Les bonnes nouvelles sont plutôt rares pour les LGBTQ+ américain·e·s en ce moment. De quoi savourer la victoire que leur a accordé hier la Cour suprême. Dans un arrêt historique, l’instance a étendu l’interprétation de la loi de 1964 sur les droits civiques aux discriminations à l’emploi fondées sur l’orientation sexuelle et l’identité de genre. La discrimination en raison du «sexe», citée dans l’article VII à côté de la race, de la couleur, de la religion et des origines nationales, sera désormais entendue comme s’appliquant aux personnes homosexuelles, bisexuelles et transgenres.

Jusqu’à présent, la moitié des États permettait encore de licencier un·e employé·e simplement parce qu’il ou elle était LGBTQ+. Des organisations religieuses ont fait pression pour maintenir cette possibilité, craignant d’être forcées d’embaucher des personnes qui ne partagent pas leurs convictions et leur «style de vie». Un point de vue largement minoritaire dans l’opinion publique, si l’on en croit le sondage cité par le «New York Times»: 90% des sympathisants du Parti démocrate et 74% de ceux du Parti républicain estiment que ces discriminations devraient être illégales.

Victoire posthume
Les juges ont fondé leur arrêt sur l’examen de plusieurs cas, notamment celui d’Aimee Stephens, employée de pompes funèbres du Michigan mise à la porte en 2013, quand elle avait entamé sa transition. La décision arrive trop tard pour elle: elle a succombé à une longue maladie le 12 mai dernier. Trop tard aussi pour Donald Zarda, instructeur de parachutisme, viré en 2010 après avoir confié à une cliente qu’il était homosexuel, pour la mettre à l’aise avant un saut en tandem. Zarda s’est tué en 2014 en Suisse, aux Diablerets (VD), lors d’un saut de basejump.
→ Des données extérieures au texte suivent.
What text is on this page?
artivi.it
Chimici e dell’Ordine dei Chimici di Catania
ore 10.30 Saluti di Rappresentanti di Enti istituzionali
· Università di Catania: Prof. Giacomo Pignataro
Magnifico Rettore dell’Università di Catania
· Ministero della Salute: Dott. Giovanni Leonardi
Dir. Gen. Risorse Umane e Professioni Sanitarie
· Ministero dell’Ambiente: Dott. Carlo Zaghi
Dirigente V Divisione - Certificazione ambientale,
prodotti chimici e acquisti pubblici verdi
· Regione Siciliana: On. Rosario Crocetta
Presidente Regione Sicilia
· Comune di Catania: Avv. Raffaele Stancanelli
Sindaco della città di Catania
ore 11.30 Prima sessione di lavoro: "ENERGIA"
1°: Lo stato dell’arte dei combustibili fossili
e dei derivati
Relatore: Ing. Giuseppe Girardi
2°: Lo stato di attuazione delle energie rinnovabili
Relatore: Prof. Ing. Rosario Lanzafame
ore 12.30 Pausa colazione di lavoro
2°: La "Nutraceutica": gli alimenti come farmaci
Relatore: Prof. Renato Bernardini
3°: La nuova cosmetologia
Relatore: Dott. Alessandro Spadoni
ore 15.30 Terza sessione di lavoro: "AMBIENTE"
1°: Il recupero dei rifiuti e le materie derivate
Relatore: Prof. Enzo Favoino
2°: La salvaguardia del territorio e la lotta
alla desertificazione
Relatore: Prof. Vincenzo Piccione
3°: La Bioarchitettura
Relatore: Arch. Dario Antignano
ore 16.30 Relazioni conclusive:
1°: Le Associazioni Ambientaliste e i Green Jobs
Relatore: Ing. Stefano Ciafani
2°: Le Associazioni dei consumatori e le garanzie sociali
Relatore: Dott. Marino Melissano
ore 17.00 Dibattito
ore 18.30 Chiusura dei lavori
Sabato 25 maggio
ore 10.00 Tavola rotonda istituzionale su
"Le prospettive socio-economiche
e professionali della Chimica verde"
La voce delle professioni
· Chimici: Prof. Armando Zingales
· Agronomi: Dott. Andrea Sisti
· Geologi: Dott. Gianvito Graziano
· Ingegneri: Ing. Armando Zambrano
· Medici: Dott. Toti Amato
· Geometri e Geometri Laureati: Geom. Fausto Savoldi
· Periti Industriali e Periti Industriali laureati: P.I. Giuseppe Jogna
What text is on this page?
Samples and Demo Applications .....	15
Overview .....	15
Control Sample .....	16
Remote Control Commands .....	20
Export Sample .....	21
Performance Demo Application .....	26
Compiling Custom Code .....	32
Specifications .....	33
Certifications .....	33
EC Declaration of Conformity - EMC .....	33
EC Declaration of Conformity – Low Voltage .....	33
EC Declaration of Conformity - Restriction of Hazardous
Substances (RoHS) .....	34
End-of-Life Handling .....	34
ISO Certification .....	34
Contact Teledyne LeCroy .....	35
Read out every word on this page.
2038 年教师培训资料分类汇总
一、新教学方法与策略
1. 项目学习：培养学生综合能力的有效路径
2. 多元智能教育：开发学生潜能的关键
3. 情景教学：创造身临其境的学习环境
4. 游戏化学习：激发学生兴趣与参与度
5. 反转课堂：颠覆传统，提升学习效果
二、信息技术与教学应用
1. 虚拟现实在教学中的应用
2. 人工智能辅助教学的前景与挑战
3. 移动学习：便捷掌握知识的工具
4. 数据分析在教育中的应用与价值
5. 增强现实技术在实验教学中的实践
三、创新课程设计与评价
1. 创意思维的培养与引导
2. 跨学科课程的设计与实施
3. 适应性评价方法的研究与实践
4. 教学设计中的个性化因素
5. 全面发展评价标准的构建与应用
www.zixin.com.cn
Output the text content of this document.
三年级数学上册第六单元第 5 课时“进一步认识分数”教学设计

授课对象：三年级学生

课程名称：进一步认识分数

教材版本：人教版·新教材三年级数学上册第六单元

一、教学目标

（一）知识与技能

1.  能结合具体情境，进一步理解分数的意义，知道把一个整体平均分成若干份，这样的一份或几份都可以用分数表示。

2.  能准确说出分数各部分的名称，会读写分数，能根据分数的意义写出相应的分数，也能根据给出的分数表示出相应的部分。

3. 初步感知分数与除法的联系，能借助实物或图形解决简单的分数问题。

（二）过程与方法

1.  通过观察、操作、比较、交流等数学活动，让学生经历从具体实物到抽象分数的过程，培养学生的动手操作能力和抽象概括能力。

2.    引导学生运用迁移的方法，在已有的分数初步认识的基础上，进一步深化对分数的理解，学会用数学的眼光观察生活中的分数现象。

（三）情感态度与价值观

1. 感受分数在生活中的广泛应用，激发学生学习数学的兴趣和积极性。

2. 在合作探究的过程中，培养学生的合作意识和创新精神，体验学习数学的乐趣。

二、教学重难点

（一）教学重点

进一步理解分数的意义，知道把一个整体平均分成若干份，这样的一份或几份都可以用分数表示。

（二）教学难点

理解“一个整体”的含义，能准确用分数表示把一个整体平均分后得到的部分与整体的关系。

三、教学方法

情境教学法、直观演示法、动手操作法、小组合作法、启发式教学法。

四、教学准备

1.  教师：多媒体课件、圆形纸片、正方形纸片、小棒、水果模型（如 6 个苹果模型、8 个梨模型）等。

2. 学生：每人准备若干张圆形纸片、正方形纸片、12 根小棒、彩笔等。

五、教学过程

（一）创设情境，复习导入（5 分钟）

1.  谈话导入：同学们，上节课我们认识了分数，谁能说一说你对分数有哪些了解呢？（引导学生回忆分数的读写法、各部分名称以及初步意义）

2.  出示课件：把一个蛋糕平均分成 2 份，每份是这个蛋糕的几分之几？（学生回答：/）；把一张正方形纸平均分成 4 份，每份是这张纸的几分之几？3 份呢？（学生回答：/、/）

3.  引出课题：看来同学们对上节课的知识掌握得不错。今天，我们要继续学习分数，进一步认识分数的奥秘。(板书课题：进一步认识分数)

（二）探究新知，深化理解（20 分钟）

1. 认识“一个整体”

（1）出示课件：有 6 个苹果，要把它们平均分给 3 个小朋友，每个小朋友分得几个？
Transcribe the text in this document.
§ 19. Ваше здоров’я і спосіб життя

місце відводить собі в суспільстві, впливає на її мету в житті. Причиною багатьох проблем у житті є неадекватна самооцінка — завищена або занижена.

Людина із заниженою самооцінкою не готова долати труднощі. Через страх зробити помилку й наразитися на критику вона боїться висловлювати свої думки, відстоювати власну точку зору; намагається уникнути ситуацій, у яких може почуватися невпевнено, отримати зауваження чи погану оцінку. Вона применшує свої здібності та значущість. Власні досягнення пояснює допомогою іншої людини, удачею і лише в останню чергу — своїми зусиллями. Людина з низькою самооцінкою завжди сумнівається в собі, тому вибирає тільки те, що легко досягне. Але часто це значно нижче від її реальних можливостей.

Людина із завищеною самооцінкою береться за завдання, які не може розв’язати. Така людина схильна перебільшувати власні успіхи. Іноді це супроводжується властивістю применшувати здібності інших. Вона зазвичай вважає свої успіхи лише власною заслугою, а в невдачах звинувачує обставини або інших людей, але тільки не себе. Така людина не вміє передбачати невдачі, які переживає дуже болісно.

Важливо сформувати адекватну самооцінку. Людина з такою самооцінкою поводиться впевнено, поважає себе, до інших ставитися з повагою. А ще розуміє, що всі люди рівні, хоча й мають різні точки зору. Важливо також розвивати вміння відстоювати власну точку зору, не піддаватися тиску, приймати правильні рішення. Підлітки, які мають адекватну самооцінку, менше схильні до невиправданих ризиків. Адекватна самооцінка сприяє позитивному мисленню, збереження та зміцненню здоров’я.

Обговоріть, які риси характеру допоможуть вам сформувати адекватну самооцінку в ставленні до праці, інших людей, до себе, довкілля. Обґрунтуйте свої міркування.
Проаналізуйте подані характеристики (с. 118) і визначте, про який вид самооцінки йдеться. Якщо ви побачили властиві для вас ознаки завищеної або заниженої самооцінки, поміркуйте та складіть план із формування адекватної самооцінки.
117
Depuis l’arrivée au pouvoir de Donald Trump, la Cour suprême fédérale (dont les membres sont nommés à vie par la Maison-Blanche) penche du côté conservateur. Or, deux juges de ce camp se sont ralliés à l’avis de leurs collègues libéraux. C’est le cas de Neil Gorsuch, choisi par Trump en 2018. La décision constitue donc un énorme soulagement pour la communauté LGBTQ+. «Beaucoup d’entre nous craignions que la Cour allait démanteler les protections contre les discriminations, mais elle a repoussé les encouragements du gouvernement fédéral de suivre cette voie désastreuse», a estimé Suzanne B. Goldberg, militante et professeure de droit à l’université de Columbia.

Vendredi dernier, l’administration Trump a défait une protection pour les personnes trans dans le domaine de la santé et des assurances, après les avoir exclues en 2019 des rangs de l’armée.